The Galvins picked this site because they felt it was the only choice for a quintessential Harrod’s culinary experience. Nestled on the mezzanine floor of the extravagant food court, Demoiselle over looks a cornucopia of fresh produce, delicacies and some of the finest food that London has to offer.

The modest refurbishment reveals Sarah Galvin’s feminine influence. The soft tones of dusky peach and sage green bring a fresh and sophisticated flair to the booths and banquettes. Early evening is the best time to visit Demoiselle, according to Sarah. The bustle and crowds of the tourist trade has died down by then and it’s just you, your supper and a glass of wine surrounded by the kind of old-world splendour that Harrod’s does so well.

We rounded off our lunch with a couple of puddings. The dessert selection is small, but contains all the classics including Apple Tart Tatin, Tart au Citron, and Crème Caramel.
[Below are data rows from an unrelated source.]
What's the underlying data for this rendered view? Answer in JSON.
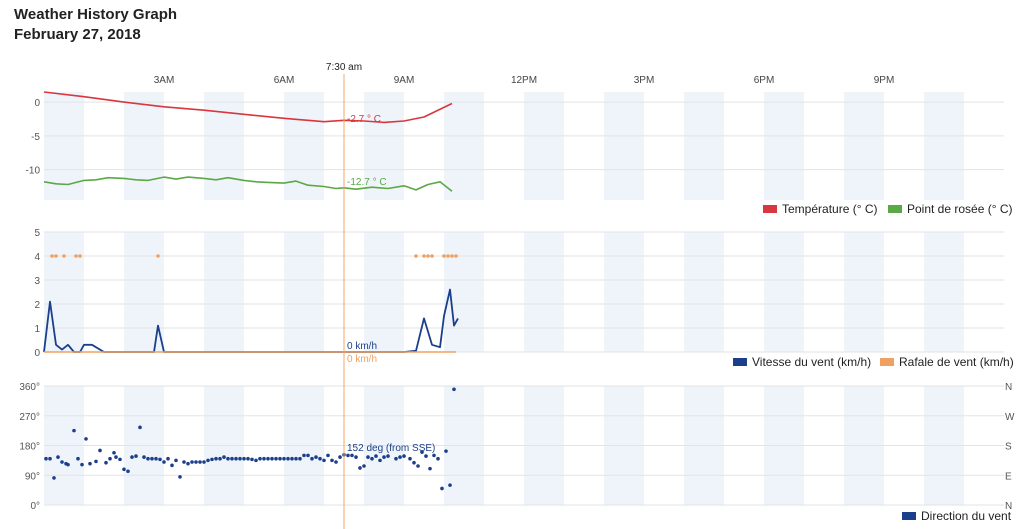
{
  "title": "Weather History Graph",
  "date": "February 27, 2018",
  "cursor": {
    "time_label": "7:30 am",
    "temp_label": "-2.7 ° C",
    "dew_label": "-12.7 ° C",
    "wind_label": "0 km/h",
    "gust_label": "0 km/h",
    "dir_label": "152 deg (from SSE)",
    "time_hours": 7.5
  },
  "colors": {
    "temperature": "#d9363e",
    "dew_point": "#5ba846",
    "wind": "#1b3f8b",
    "gust": "#f0a060",
    "direction": "#1b3f8b",
    "band": "#eef4fa",
    "cursor": "#f5a46a"
  },
  "chart_data": [
    {
      "type": "line",
      "x_unit": "hour of day",
      "xlim": [
        0,
        24
      ],
      "x_ticks": [
        {
          "h": 3,
          "label": "3AM"
        },
        {
          "h": 6,
          "label": "6AM"
        },
        {
          "h": 9,
          "label": "9AM"
        },
        {
          "h": 12,
          "label": "12PM"
        },
        {
          "h": 15,
          "label": "3PM"
        },
        {
          "h": 18,
          "label": "6PM"
        },
        {
          "h": 21,
          "label": "9PM"
        }
      ],
      "ylim": [
        -14.5,
        1.5
      ],
      "y_ticks": [
        0,
        -5,
        -10
      ],
      "series": [
        {
          "name": "Température (° C)",
          "x": [
            0,
            1,
            2,
            3,
            4,
            5,
            6,
            7,
            7.5,
            8,
            8.5,
            9,
            9.5,
            10.2
          ],
          "values": [
            1.5,
            0.8,
            0.0,
            -0.7,
            -1.2,
            -1.8,
            -2.4,
            -2.9,
            -2.7,
            -2.8,
            -3.0,
            -2.8,
            -2.2,
            -0.2
          ]
        },
        {
          "name": "Point de rosée (° C)",
          "x": [
            0,
            0.3,
            0.6,
            1,
            1.3,
            1.6,
            2,
            2.3,
            2.6,
            3,
            3.3,
            3.6,
            4,
            4.3,
            4.6,
            5,
            5.3,
            5.6,
            6,
            6.3,
            6.6,
            7,
            7.3,
            7.5,
            7.8,
            8.2,
            8.6,
            9,
            9.3,
            9.6,
            9.9,
            10.2
          ],
          "values": [
            -11.8,
            -12.1,
            -12.2,
            -11.6,
            -11.5,
            -11.2,
            -11.3,
            -11.5,
            -11.6,
            -11.1,
            -11.4,
            -11.1,
            -11.3,
            -11.5,
            -11.2,
            -11.6,
            -11.8,
            -11.9,
            -12.0,
            -11.7,
            -12.3,
            -12.5,
            -12.8,
            -12.7,
            -12.9,
            -12.6,
            -12.8,
            -12.4,
            -13.0,
            -12.2,
            -11.8,
            -13.2
          ]
        }
      ]
    },
    {
      "type": "line",
      "x_unit": "hour of day",
      "xlim": [
        0,
        24
      ],
      "ylim": [
        0,
        5
      ],
      "y_ticks": [
        0,
        1,
        2,
        3,
        4,
        5
      ],
      "series": [
        {
          "name": "Vitesse du vent (km/h)",
          "x": [
            0,
            0.15,
            0.3,
            0.45,
            0.6,
            0.75,
            0.9,
            1.0,
            1.2,
            1.5,
            2.0,
            2.5,
            2.75,
            2.85,
            3.0,
            3.5,
            9.0,
            9.3,
            9.5,
            9.7,
            9.9,
            10.0,
            10.15,
            10.25,
            10.35
          ],
          "values": [
            0,
            2.1,
            0.3,
            0.1,
            0.3,
            0,
            0,
            0.3,
            0.3,
            0,
            0,
            0,
            0,
            1.1,
            0,
            0,
            0,
            0.05,
            1.4,
            0.3,
            0.2,
            1.5,
            2.6,
            1.1,
            1.4
          ]
        },
        {
          "name": "Rafale de vent (km/h)",
          "x": [
            0,
            0.5,
            1,
            1.5,
            2,
            2.5,
            3,
            3.5,
            4,
            4.5,
            5,
            5.5,
            6,
            6.5,
            7,
            7.5,
            8,
            8.5,
            9,
            9.5,
            10,
            10.3
          ],
          "values": [
            0,
            0,
            0,
            0,
            0,
            0,
            0,
            0,
            0,
            0,
            0,
            0,
            0,
            0,
            0,
            0,
            0,
            0,
            0,
            0,
            0,
            0
          ],
          "points_x": [
            0.2,
            0.3,
            0.5,
            0.8,
            0.9,
            2.85,
            9.3,
            9.5,
            9.6,
            9.7,
            10.0,
            10.1,
            10.2,
            10.3
          ],
          "points_values": [
            4,
            4,
            4,
            4,
            4,
            4,
            4,
            4,
            4,
            4,
            4,
            4,
            4,
            4
          ]
        }
      ]
    },
    {
      "type": "scatter",
      "x_unit": "hour of day",
      "xlim": [
        0,
        24
      ],
      "ylim": [
        0,
        360
      ],
      "y_ticks": [
        {
          "v": 0,
          "label": "0°",
          "compass": "N"
        },
        {
          "v": 90,
          "label": "90°",
          "compass": "E"
        },
        {
          "v": 180,
          "label": "180°",
          "compass": "S"
        },
        {
          "v": 270,
          "label": "270°",
          "compass": "W"
        },
        {
          "v": 360,
          "label": "360°",
          "compass": "N"
        }
      ],
      "series": [
        {
          "name": "Direction du vent",
          "x": [
            0.05,
            0.15,
            0.25,
            0.35,
            0.45,
            0.55,
            0.6,
            0.75,
            0.85,
            0.95,
            1.05,
            1.15,
            1.3,
            1.4,
            1.55,
            1.65,
            1.75,
            1.8,
            1.9,
            2.0,
            2.1,
            2.2,
            2.3,
            2.4,
            2.5,
            2.6,
            2.7,
            2.8,
            2.9,
            3.0,
            3.1,
            3.2,
            3.3,
            3.4,
            3.5,
            3.6,
            3.7,
            3.8,
            3.9,
            4.0,
            4.1,
            4.2,
            4.3,
            4.4,
            4.5,
            4.6,
            4.7,
            4.8,
            4.9,
            5.0,
            5.1,
            5.2,
            5.3,
            5.4,
            5.5,
            5.6,
            5.7,
            5.8,
            5.9,
            6.0,
            6.1,
            6.2,
            6.3,
            6.4,
            6.5,
            6.6,
            6.7,
            6.8,
            6.9,
            7.0,
            7.1,
            7.2,
            7.3,
            7.4,
            7.5,
            7.6,
            7.7,
            7.8,
            7.9,
            8.0,
            8.1,
            8.2,
            8.3,
            8.4,
            8.5,
            8.6,
            8.8,
            8.9,
            9.0,
            9.15,
            9.25,
            9.35,
            9.45,
            9.55,
            9.65,
            9.75,
            9.85,
            9.95,
            10.05,
            10.15,
            10.25
          ],
          "values": [
            140,
            140,
            82,
            145,
            130,
            125,
            122,
            225,
            140,
            122,
            200,
            125,
            132,
            165,
            128,
            140,
            158,
            145,
            138,
            108,
            102,
            145,
            148,
            235,
            145,
            140,
            140,
            140,
            138,
            130,
            140,
            120,
            135,
            85,
            130,
            125,
            130,
            130,
            130,
            130,
            135,
            138,
            140,
            140,
            145,
            140,
            140,
            140,
            140,
            140,
            140,
            138,
            135,
            140,
            140,
            140,
            140,
            140,
            140,
            140,
            140,
            140,
            140,
            140,
            150,
            150,
            140,
            145,
            140,
            135,
            150,
            135,
            130,
            145,
            152,
            150,
            150,
            145,
            112,
            118,
            145,
            140,
            148,
            135,
            145,
            148,
            140,
            145,
            148,
            140,
            128,
            118,
            160,
            148,
            110,
            150,
            140,
            50,
            163,
            60,
            350
          ]
        }
      ]
    }
  ],
  "legend": {
    "temperature": "Température (° C)",
    "dew_point": "Point de rosée (° C)",
    "wind": "Vitesse du vent (km/h)",
    "gust": "Rafale de vent (km/h)",
    "direction": "Direction du vent"
  }
}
We went with the Baba au Rhum and Petit Pot au Chocolat.

While the rum baba wasn’t as soused as I like it, it was lovely and light, adorned with plumped raisins and Chantilly cream. The chocolate pot was decadent, but the Sable biscuits proved to be just a little too delicate for our heavy-handed approach, we ended up with crumbled biscuit all over the table.

I got the feeling that no matter what I had ordered at Demoiselle, it would have been amazing. The standard is Harrod’s-high, the produce is fresh, and after all, the Galvins are involved. And while you might not be able to order a cream tea anymore, the Galvin’s haven’t left the morning and afternoon tea crowd out in the cold. You can always order the Demoiselle Afternoon tea and never fear George is still behind the counter making the coffee.